I was just balancing a wet garage floor. Thought maybe the concrete had some cracks, or water was seeping in, the normal old-house maladies. Little did I know, beneath these wooden boards lay a hidden root cellar. Then I saw a handful of wooden boards in the corner of the van — old, warped, soft. Finding a hidden root cellar was unexpected yet fascinating.

They were so incongruent with the rest of the garage floor. Appeared here as if someone was hiding something. So I pulled them up, hoping to uncover a hidden treasure or maybe another hidden root cellar.

GAMES Under the Boards: Steel and a Surprise

Underneath the wood was a solid chunk of corroded steel. Heavy. Covered in grime. I managed to get it up after some wrestling and some profanity. And there it was: a pit. Five by five feet, about six feet deep, possibly a hidden root cellar.

Source: Reddit

The walls weren’t made of concrete, or stripped bare. They were built of brick lattice. Nicely spaced with room to breathe. The dirt at the bottom was moist but not wet enough. The air was cool and still.

It looked old. Purposeful. This was not a sump or a grease pit.

It Was a Secret 1920s Root Cellar

Food was stor­ed in cellars prior to refriger­ation. Vegetables, canned goods, salted meat. The lattice of bricks was to allow air to flow through, but not critters. The depth made the space cool all year.

It made sense. The garage was likely a later addition, constructed over the cellar. Someone just boarded it up and left it there as a hidden root cellar.

Others Have Found These Too

When she posted images on line, an individual responded with a tale about their former Cape Cod farmhouse. They discovered three different cellars — all of them lined with mason jars, bins of vegetables, even salted meat and homemade alcohol in crocks.

Source: Reddit

It made me curious about how many such things are still hidden under floors, in basements or behind old paneling.

What Now?

The cellar lies empty at the moment. I could clean it up, put in shelves. Or perhaps we should let it remain as a time capsule. There’s something humbling about being atop a space that used to be crucial.

People stored what they grew. They planned for the seasons.
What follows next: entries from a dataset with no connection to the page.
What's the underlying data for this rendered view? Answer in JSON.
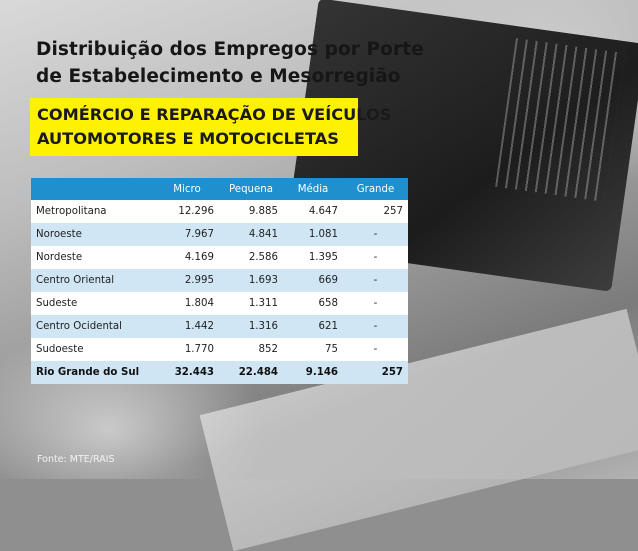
{
  "title_line1": "Distribuição dos Empregos por Porte",
  "title_line2": "de Estabelecimento e Mesorregião",
  "banner_line1": "COMÉRCIO E REPARAÇÃO DE VEÍCULOS",
  "banner_line2": "AUTOMOTORES E MOTOCICLETAS",
  "colors": {
    "banner": "#fff200",
    "header": "#1f8fce",
    "row_alt": "#d0e6f4"
  },
  "table": {
    "headers": [
      "",
      "Micro",
      "Pequena",
      "Média",
      "Grande"
    ],
    "rows": [
      [
        "Metropolitana",
        "12.296",
        "9.885",
        "4.647",
        "257"
      ],
      [
        "Noroeste",
        "7.967",
        "4.841",
        "1.081",
        "-"
      ],
      [
        "Nordeste",
        "4.169",
        "2.586",
        "1.395",
        "-"
      ],
      [
        "Centro Oriental",
        "2.995",
        "1.693",
        "669",
        "-"
      ],
      [
        "Sudeste",
        "1.804",
        "1.311",
        "658",
        "-"
      ],
      [
        "Centro Ocidental",
        "1.442",
        "1.316",
        "621",
        "-"
      ],
      [
        "Sudoeste",
        "1.770",
        "852",
        "75",
        "-"
      ]
    ],
    "total": [
      "Rio Grande do Sul",
      "32.443",
      "22.484",
      "9.146",
      "257"
    ]
  },
  "source": "Fonte: MTE/RAIS"
}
Being in that hidden root cellar was just daily life — silent, useful, essential.

Advice for Old Homeowners

If that was as long as a hundred years ago, or earlier, notice any odd sections of flooring, or odd built-ins. Root cellars, coal vaults and storage pits were frequently buried or blocked up.

Source: Reddit

If you find one, document it. Take pictures. You have discovered something about the way people lived — the way they got by, preserved the things that mattered.

Sometimes it’s potatoes. Sometimes it’s moonshine. Either way, it’s history.